How fast is proof generation?
Proof generation time depends on program complexity and available hardware. A simple token transfer takes roughly 1 to 5 seconds on modern consumer hardware. More complex programs with larger constraint systems may take 10 to 30 seconds. GPU acceleration and dedicated proving hardware can reduce these times significantly. Proving is the main performance bottleneck in the system, but it is a one-time cost per transaction and is expected to improve as hardware and algorithms advance.
What is the record model?
Aleo's record model is a variation of the UTXO model used by Bitcoin. State is represented as discrete records that are created and consumed but never mutated. Each record has an owner and is encrypted on-chain so that only the owner can read it. When a record is used in a function call, it is consumed and new records are created in its place. This design enables privacy because records are encrypted, ownership is hidden, and links between consumed and created records are concealed by zero-knowledge proofs.

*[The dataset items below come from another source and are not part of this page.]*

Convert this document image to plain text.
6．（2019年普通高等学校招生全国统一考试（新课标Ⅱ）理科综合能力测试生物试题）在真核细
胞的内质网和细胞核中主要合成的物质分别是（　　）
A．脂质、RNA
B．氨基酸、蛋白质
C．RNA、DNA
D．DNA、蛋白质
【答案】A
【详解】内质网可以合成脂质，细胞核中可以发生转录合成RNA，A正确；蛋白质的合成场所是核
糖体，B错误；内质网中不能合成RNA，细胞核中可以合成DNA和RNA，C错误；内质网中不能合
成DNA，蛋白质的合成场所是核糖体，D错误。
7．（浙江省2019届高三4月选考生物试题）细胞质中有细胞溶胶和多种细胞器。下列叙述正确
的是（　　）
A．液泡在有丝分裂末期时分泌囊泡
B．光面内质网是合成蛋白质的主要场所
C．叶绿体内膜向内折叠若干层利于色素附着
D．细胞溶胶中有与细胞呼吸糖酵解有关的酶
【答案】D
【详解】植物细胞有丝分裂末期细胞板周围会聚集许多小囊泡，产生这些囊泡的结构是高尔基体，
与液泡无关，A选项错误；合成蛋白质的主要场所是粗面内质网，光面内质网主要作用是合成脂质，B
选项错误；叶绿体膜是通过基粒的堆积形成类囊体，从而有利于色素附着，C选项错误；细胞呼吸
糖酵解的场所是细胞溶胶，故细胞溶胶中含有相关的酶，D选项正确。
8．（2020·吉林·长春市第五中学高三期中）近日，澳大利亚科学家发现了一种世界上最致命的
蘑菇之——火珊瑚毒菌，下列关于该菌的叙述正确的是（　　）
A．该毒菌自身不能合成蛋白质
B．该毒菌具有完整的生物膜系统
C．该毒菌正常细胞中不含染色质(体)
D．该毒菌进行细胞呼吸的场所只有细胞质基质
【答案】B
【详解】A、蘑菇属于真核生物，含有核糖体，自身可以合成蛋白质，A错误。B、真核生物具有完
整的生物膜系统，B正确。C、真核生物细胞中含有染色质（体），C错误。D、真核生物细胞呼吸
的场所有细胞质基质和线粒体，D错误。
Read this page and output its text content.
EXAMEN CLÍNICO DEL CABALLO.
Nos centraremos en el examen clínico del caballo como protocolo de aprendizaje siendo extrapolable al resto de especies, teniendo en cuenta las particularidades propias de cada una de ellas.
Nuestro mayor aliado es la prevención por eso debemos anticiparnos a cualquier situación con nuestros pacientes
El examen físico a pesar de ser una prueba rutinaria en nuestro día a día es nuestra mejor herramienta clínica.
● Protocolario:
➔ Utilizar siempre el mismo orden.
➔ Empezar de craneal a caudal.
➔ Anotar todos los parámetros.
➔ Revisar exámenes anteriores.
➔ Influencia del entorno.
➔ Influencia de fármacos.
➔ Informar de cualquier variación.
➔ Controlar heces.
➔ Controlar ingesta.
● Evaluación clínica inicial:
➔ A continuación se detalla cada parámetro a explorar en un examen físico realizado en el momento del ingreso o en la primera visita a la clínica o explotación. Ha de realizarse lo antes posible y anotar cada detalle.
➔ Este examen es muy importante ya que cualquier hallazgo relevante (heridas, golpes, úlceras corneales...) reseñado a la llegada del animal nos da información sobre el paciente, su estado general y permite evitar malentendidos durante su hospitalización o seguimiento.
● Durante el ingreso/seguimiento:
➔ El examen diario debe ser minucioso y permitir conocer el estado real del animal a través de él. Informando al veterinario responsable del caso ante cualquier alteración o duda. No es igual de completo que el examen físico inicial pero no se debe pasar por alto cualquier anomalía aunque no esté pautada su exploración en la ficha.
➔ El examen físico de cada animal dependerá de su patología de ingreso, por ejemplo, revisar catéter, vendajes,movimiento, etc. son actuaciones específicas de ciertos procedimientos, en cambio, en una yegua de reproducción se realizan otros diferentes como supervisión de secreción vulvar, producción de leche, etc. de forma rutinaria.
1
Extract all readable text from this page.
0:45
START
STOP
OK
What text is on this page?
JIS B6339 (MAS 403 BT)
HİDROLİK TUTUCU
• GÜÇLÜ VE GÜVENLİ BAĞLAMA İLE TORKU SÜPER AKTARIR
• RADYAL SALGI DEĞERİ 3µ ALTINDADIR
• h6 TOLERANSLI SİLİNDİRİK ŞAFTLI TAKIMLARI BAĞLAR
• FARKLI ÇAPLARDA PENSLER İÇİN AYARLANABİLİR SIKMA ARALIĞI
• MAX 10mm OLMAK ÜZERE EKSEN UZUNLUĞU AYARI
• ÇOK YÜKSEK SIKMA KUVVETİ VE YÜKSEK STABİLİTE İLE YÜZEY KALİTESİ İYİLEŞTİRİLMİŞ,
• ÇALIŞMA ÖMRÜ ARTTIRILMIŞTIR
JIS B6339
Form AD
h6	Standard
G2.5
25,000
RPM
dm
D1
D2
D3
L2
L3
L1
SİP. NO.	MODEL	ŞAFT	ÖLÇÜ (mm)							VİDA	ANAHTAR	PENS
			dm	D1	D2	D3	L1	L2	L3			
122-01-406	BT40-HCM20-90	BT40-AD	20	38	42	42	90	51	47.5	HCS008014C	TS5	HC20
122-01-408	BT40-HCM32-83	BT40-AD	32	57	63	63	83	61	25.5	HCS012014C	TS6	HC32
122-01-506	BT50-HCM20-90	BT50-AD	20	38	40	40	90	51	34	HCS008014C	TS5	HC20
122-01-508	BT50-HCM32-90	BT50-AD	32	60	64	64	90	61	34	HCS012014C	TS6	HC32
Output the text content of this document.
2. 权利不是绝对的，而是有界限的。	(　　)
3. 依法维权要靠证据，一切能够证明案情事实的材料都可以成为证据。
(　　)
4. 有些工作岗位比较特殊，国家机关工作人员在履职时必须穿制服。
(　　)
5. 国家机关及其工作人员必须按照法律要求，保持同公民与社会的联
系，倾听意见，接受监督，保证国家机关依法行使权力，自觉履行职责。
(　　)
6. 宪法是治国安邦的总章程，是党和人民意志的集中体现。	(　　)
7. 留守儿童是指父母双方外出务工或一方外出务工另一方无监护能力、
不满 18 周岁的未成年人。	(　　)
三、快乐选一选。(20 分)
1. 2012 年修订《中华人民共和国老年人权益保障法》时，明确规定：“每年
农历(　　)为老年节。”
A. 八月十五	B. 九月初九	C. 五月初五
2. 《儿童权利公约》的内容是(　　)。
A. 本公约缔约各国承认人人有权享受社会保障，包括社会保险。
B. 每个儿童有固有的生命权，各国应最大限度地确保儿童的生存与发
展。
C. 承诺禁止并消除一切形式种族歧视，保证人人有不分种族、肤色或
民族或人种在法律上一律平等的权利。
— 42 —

Can private and public state interact in the same program?
Yes. Aleo programs can combine private transitions and public finalize blocks in a single atomic operation. The transition handles private logic (consuming and creating encrypted records), and the finalize block updates public mappings on-chain. Both parts succeed or fail together. This allows programs to maintain private user state while updating shared public state such as total supplies, vote tallies, or price feeds.